Taking the second issue first, the Matrix object is more general than just a 2D array of numbers. It actually will handle arbitrary dimensions. For example, you can do a 3D matrix, or a 1D matrix (which is essentially a vector). Because of this, however, you do have to be a little careful about how you enter a matrix that has only one row.
Matrix() macro treats multiple inputs as though they were enclosed in brackets. So
Matrix([1,2,3],[4,5,6])is the same as
Matrix([[1,2,3],[4,5,6]])which is a 2x3 matrix. This is meant for convenience, and it works well most of the time, but there is one ambiguity:
Matrix([1,2,3])is not a 1x3 matrix, it is a 1-dimensional matrix of length 3 (i.e., essentially a vector). To get a 1x3 matrix, you must use the double brackets explicitly:
Matrix([[1,2,3]]);That is why when you added the brackets, your multiplications worked out OK.

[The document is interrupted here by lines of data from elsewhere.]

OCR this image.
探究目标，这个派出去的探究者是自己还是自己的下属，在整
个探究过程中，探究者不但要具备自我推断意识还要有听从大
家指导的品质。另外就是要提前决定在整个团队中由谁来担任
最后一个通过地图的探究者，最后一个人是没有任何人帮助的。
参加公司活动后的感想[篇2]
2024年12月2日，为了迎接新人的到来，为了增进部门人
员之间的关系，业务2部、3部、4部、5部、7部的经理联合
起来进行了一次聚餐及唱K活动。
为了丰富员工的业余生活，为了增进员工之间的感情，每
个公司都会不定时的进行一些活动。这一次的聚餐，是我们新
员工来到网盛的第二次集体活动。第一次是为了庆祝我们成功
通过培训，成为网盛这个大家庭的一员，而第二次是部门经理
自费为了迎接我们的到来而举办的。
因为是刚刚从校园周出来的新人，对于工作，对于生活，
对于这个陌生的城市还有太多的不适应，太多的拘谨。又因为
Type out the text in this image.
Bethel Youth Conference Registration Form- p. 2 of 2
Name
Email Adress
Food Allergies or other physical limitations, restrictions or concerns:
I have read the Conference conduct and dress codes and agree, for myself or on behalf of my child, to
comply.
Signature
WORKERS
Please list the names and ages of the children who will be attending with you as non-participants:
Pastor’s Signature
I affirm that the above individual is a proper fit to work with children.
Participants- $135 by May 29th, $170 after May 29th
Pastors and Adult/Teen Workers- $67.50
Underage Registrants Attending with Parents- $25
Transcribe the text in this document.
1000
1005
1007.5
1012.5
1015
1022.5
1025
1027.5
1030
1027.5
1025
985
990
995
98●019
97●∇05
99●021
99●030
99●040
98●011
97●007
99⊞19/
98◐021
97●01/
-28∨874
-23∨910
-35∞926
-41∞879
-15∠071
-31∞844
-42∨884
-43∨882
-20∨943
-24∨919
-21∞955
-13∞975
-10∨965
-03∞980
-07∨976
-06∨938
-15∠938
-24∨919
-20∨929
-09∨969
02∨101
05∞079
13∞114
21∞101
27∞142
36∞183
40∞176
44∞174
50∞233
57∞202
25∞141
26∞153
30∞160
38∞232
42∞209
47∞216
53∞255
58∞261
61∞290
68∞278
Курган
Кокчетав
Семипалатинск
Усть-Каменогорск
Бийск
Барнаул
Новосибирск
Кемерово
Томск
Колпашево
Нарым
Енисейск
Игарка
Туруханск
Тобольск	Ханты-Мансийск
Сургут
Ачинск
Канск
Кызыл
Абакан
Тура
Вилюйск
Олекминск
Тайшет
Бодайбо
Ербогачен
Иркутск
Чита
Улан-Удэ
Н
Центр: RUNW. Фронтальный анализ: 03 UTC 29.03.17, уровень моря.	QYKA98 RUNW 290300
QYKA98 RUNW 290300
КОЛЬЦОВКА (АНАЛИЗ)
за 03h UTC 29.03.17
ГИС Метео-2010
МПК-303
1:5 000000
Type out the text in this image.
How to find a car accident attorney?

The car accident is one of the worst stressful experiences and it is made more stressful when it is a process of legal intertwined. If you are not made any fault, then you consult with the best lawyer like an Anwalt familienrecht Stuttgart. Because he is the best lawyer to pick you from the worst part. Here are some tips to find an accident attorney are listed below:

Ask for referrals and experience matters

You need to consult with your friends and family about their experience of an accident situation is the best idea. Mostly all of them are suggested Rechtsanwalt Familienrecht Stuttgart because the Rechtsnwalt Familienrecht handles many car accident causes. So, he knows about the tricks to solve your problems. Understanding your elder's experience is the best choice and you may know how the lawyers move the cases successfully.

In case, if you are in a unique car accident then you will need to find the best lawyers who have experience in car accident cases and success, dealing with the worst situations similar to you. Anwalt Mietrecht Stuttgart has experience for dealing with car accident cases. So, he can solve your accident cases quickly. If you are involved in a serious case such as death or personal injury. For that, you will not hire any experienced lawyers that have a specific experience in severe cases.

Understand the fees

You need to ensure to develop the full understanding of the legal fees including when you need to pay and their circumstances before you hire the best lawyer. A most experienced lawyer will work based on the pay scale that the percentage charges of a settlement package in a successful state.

[Note that this also means
Matrix(1,2,3) is the same as
Matrix([1,2,3]), so this is a 1D matrix of length 3).]
So that is the misunderstanding of what Matrix arguments mean. It is really best to include the extra brackets for a 2D matrix, but they are not necessary except for 1 x n matrices.
As for the bug, it turns out that there was a problem with
ans_array for 1 x n matrices which caused the dimension mismatch error that you were getting. I have submitted a patch for it, and that should take care of it in the future. If you want a work-around for now, I can give you one, but it's not pretty.